# SQL with Python Reference Guide 6
# Aggregation
## (Justin M. Olds)
Based on Stanford SQL course: https://lagunita.stanford.edu/courses/DB/SQL/SelfPaced/info

---
**Aggregation overview** 

These functions appear in the SELECT clause and perform different operations across the selected rows. Such as, **MIN, MAX, SUM, AVG, COUNT**

These aggregation functions are supplemented within SELECT statements with new clauses: "GROUP BY" and "HAVING".
* **GROUP BY** allows results to be partitioned into separate groups.
* **HAVING** allows for queries to test based on filter conditions. 


In [3]:
import sqlite3
import pandas as pd

conn = sqlite3.connect("class.db")
c = conn.cursor()

---
### Tables and Insert code below (same as before--college admissions data)

In [4]:
c.execute('DROP TABLE IF EXISTS College')
c.execute('DROP TABLE IF EXISTS Student') 
c.execute('DROP TABLE IF EXISTS Apply') 

c.execute('CREATE TABLE College(cName TEXT, state TEXT, enrollment INT)')
c.execute('CREATE TABLE Student(sID INT, sName TEXT, GPA REAL, sizeHS INT)')
c.execute('CREATE TABLE Apply(sID INT, cName TEXT, major TEXT, decision TEXT)')
conn.commit()

In [5]:
c.execute('DELETE FROM Student')
c.execute('DELETE FROM College')
c.execute('DELETE FROM Apply')

c.execute("INSERT INTO Student VALUES (123, 'Amy', 3.9, 1000)")
c.execute("INSERT INTO Student values (234, 'Bob', 3.6, 1500)")
c.execute("INSERT INTO Student values (345, 'Craig', 3.5, 500)")
c.execute("INSERT INTO Student values (456, 'Doris', 3.9, 1000)")
c.execute("INSERT INTO Student values (567, 'Edward', 2.9, 2000)")
c.execute("INSERT INTO Student values (678, 'Fay', 3.8, 200)")
c.execute("INSERT INTO Student values (789, 'Gary', 3.4, 800)")
c.execute("INSERT INTO Student values (987, 'Helen', 3.7, 800)")
c.execute("INSERT INTO Student values (876, 'Irene', 3.9, 400)")
c.execute("INSERT INTO Student values (765, 'Jay', 2.9, 1500)")
c.execute("INSERT INTO Student values (654, 'Amy', 3.9, 1000)")
c.execute("INSERT INTO Student values (543, 'Craig', 3.4, 2000)")

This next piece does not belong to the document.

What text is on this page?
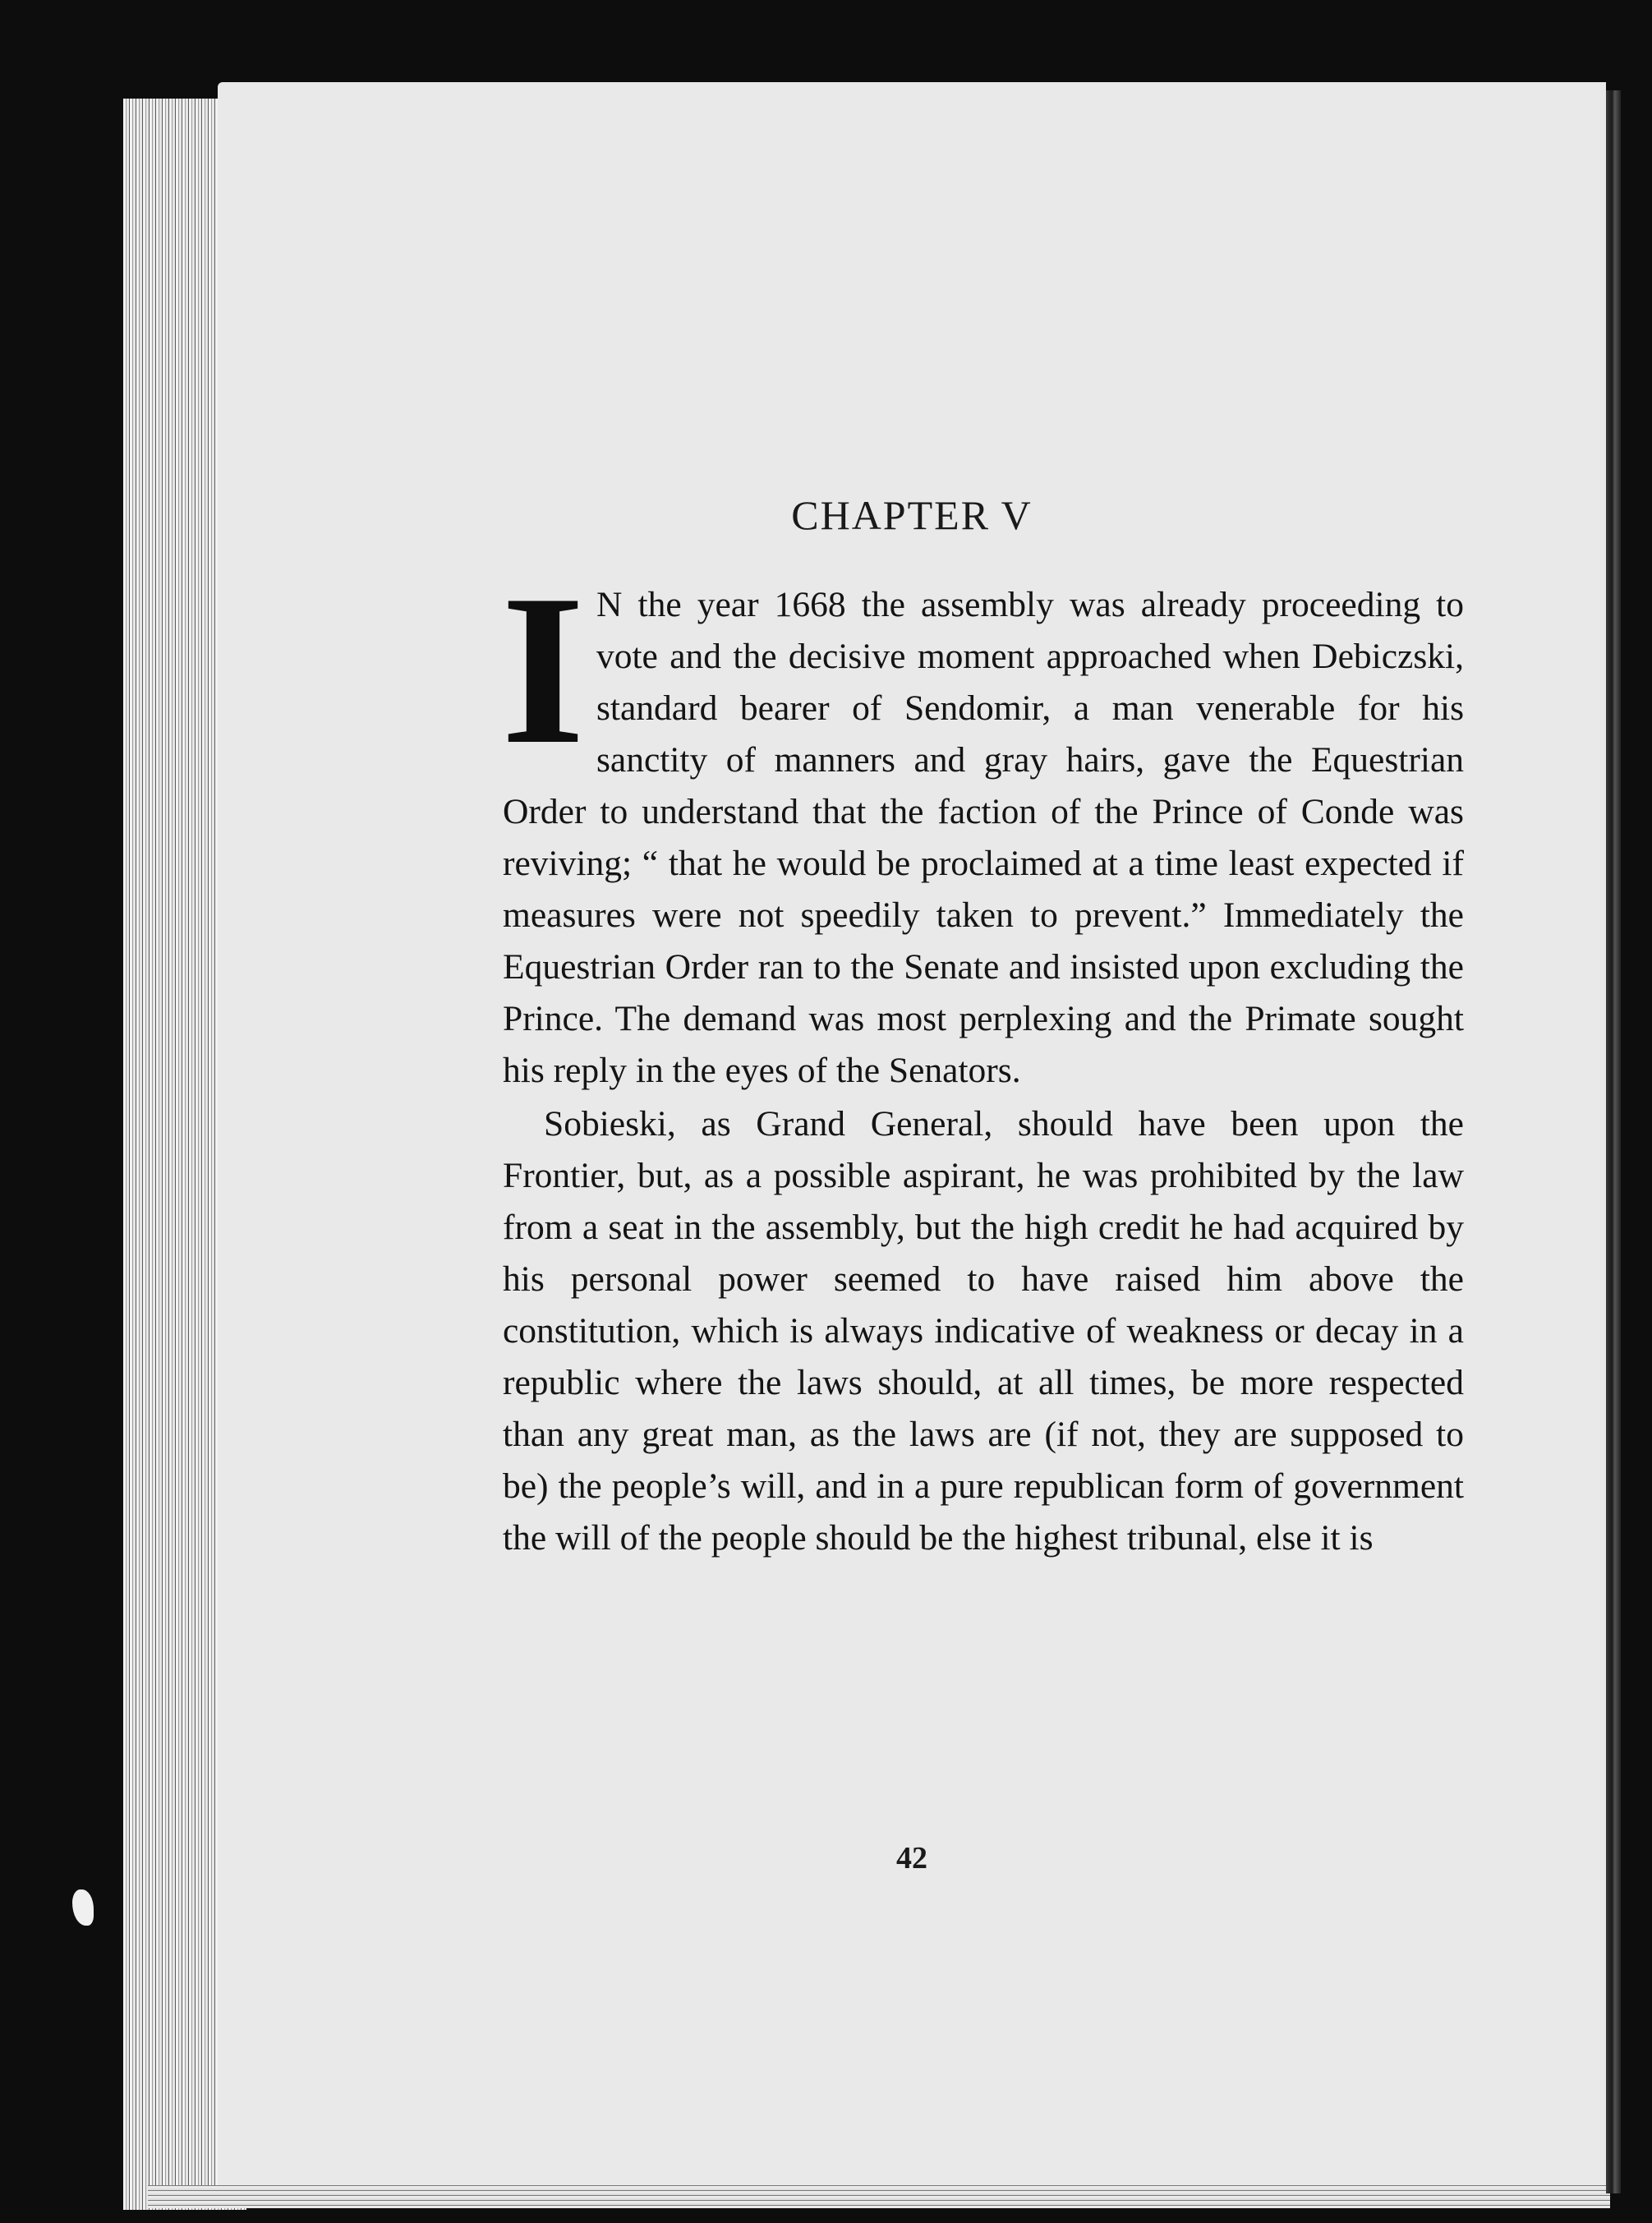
CHAPTER V

I N the year 1668 the assembly was already proceeding to vote and the decisive moment approached when Debiczski, standard bearer of Sendomir, a man venerable for his sanctity of manners and gray hairs, gave the Equestrian Order to understand that the faction of the Prince of Conde was reviving; “ that he would be proclaimed at a time least expected if measures were not speedily taken to prevent.” Immediately the Equestrian Order ran to the Senate and insisted upon excluding the Prince. The demand was most perplexing and the Primate sought his reply in the eyes of the Senators.

Sobieski, as Grand General, should have been upon the Frontier, but, as a possible aspirant, he was prohibited by the law from a seat in the assembly, but the high credit he had acquired by his personal power seemed to have raised him above the constitution, which is always indicative of weakness or decay in a republic where the laws should, at all times, be more respected than any great man, as the laws are (if not, they are supposed to be) the people’s will, and in a pure republican form of government the will of the people should be the highest tribunal, else it is

42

c.execute("INSERT INTO College values ('Stanford', 'CA', 15000)")
c.execute("INSERT INTO College values ('Berkeley', 'CA', 36000)")
c.execute("INSERT INTO College values ('MIT', 'MA', 10000)")
c.execute("INSERT INTO College values ('Cornell', 'NY', 21000)")

c.execute("INSERT INTO Apply values (123, 'Stanford', 'CS', 'Y')")
c.execute("INSERT INTO Apply values (123, 'Stanford', 'EE', 'N')")
c.execute("INSERT INTO Apply values (123, 'Berkeley', 'CS', 'Y')")
c.execute("INSERT INTO Apply values (123, 'Cornell', 'EE', 'Y')")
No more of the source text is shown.